Retrying 11 times is not documented. It is also silly. We should fix this now as MySQL 5.5 builds with -DNO_ALARM by default.
[23 Apr 2010 8:05] Sveta Smirnova
Set bug status to "Documentation", because I got explanation why server behaves in such a way.
[23 Apr 2010 14:57] Ryan Mack
Would you mind explaining why?

Thanks, Ryan
[23 Apr 2010 16:17] Mark Callaghan
This problem might have been fixed in 5.5.4-m3.

In 5.5.4, vio_should_retry() is defined as:

my_bool
vio_should_retry(Vio * vio)
{
  int en = socket_errno;
  /*
    man 2 read write
      EAGAIN or EWOULDBLOCK when a socket is a non-blocking mode means
      that the read/write would block.
    man 7 socket
      EAGAIN or EWOULDBLOCK when a socket is in a blocking mode means
      that the corresponding receiving or sending timeout was reached.
  */
  return  en == SOCKET_EINTR ||
          (!vio_is_blocking(vio) &&
            (en == SOCKET_EAGAIN || en == SOCKET_EWOULDBLOCK));
}

And in 5.1.45 it is

my_bool
vio_should_retry(Vio * vio __attribute__((unused)))
{
  int en = socket_errno;
  return (en == SOCKET_EAGAIN || en == SOCKET_EINTR ||
          en == SOCKET_EWOULDBLOCK);
}

------------------

This has a big effect on the start of loop in my_real_read. For the code below, when the client-side read timeout expires in 5.5.4-m3, vio_should_retry() returns 0 when there is a read timeout and vio_read() returned -1.

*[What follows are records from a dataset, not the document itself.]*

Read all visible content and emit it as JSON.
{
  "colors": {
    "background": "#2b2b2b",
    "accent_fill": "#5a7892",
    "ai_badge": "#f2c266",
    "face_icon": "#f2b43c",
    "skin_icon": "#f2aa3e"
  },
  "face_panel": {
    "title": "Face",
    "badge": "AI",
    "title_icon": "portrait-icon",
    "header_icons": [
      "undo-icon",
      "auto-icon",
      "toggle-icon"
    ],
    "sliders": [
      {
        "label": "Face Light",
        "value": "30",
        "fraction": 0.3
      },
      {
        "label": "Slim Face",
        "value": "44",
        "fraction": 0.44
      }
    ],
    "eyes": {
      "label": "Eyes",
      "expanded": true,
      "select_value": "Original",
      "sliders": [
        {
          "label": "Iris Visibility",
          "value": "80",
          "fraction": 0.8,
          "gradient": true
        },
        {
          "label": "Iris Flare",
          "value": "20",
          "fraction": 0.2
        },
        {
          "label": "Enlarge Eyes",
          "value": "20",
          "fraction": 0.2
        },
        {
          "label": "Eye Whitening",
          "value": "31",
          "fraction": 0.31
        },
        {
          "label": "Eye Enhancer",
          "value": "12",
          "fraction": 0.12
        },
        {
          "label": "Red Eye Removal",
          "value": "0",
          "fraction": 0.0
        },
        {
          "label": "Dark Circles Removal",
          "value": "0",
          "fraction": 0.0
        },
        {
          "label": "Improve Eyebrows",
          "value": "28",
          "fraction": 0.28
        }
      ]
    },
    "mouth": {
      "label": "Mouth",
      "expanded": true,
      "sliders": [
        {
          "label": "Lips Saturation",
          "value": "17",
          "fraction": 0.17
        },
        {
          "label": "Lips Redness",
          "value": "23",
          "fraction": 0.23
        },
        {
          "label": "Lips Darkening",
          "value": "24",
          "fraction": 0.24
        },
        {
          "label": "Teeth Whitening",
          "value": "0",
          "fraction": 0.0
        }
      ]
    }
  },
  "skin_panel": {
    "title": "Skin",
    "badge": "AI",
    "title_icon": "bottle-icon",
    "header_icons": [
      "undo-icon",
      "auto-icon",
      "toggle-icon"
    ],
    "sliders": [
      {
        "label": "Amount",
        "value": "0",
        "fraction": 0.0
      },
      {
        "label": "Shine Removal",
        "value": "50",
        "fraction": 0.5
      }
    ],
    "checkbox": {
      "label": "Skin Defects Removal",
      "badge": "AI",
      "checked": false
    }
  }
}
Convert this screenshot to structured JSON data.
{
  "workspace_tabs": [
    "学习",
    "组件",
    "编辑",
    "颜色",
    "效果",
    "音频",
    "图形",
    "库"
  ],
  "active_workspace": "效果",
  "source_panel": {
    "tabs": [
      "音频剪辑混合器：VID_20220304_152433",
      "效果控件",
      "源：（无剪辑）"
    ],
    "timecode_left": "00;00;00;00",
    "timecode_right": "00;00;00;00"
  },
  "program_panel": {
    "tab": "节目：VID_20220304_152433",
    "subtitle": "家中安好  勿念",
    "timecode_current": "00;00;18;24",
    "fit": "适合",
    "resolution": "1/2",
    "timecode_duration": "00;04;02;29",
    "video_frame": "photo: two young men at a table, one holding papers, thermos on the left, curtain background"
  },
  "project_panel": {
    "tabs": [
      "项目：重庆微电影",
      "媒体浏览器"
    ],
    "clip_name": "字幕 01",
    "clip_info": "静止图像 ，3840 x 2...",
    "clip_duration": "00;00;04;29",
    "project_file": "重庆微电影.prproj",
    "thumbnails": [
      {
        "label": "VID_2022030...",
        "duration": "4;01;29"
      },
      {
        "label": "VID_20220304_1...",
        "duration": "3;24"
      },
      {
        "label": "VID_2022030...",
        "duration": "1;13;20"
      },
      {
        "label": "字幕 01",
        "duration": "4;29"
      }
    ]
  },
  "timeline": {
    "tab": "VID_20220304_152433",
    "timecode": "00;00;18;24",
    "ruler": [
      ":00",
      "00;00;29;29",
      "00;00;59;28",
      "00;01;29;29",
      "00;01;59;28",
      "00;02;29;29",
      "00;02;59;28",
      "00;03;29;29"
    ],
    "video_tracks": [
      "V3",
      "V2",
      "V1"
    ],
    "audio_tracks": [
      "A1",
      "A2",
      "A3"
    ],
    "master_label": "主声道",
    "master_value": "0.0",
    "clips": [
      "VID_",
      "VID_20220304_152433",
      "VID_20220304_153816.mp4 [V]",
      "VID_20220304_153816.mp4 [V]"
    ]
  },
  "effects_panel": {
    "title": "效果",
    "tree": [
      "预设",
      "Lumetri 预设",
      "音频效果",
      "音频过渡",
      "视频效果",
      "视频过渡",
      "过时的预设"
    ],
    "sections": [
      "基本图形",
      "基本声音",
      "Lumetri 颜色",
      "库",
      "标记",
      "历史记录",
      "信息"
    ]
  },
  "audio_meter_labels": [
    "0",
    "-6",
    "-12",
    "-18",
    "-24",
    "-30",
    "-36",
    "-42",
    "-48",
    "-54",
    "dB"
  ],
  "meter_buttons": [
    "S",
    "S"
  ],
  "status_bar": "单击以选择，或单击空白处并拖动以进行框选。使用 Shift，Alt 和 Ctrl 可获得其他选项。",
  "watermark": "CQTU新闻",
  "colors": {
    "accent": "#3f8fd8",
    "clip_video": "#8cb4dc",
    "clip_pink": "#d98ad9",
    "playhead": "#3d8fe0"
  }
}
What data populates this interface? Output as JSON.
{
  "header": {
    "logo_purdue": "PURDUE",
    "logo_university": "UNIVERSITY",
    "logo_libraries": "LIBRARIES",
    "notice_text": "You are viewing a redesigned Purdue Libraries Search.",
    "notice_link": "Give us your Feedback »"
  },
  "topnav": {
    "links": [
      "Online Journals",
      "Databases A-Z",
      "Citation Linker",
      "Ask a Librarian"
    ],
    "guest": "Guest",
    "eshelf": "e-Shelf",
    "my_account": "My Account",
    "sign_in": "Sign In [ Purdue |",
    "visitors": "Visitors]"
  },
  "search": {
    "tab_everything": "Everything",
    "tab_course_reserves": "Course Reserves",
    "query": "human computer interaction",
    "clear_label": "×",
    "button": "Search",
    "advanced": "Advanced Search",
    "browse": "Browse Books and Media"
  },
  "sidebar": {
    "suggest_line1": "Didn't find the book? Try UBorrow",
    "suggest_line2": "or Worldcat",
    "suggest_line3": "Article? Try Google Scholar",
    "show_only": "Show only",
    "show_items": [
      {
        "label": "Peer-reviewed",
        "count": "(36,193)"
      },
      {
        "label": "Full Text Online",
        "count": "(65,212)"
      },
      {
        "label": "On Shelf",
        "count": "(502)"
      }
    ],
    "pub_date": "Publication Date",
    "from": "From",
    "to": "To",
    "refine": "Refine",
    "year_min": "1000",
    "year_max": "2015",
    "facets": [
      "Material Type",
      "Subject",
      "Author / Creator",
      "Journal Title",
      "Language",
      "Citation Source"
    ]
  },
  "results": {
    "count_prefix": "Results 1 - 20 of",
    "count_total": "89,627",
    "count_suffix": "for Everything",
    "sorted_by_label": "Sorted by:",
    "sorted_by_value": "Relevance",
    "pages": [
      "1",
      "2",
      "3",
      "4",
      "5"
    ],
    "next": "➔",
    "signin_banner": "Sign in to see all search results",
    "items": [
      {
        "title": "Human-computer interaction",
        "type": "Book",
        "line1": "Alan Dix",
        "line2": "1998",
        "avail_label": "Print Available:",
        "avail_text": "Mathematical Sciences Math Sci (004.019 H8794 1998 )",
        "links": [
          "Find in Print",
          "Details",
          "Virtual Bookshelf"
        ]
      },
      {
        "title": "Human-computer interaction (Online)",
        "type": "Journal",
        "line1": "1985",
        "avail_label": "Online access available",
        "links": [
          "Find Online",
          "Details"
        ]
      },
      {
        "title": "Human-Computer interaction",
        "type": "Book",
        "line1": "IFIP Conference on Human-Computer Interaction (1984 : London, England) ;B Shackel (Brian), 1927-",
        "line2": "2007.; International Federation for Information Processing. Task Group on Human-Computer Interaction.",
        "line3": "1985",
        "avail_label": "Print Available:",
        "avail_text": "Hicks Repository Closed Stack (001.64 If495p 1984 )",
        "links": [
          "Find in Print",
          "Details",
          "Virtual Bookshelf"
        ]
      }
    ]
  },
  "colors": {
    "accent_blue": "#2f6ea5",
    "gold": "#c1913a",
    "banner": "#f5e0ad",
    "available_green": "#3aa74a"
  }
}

But in MySQL 5.1.45, vio_should_retry() returns -1 on a timeout and we then run into the code that Ryan changed to fix things. 

Maybe we need to fix vio_should_retry in 5.1?

    pos = net->buff + net->where_b;             /* net->packet -4 */
    for (i=0 ; i < 2 ; i++)
    { 
      while (remain > 0)
      { 
        /* First read is done with non blocking mode */
        if ((long) (length= vio_read(net->vio, pos, remain)) <= 0L)
        { 
          my_bool interrupted = vio_should_retry(net->vio);
[26 Apr 2010 20:20] Omer Barnir
Issue is fixed in 5.5. Will not be fixed in 5.1 as can have side effects
[30 Jun 2011 22:15] Paul DuBois
Thank you for your bug report. This issue has been addressed in the documentation. The updated documentation will appear on our website shortly, and will be included in the next release of the relevant products.

Added this explanation to the net_retry_count description for the 5.0/5.1 manuals (5.5 and up are not affected) and referred to it from the net_read_timeout and net_write_timeout descriptions:

On Linux, the NO_ALARM build flag (-DNO_ALARM) modifies how the 
binary treats both net_read_timeout and net_write_timeout. With this
flag enabled, neither timer cancels the current statement until after
the failing connection has been waited on an additional
net_retry_count times. This means that the effective timeout value
becomes (timeout setting) * (net_retry_count+1).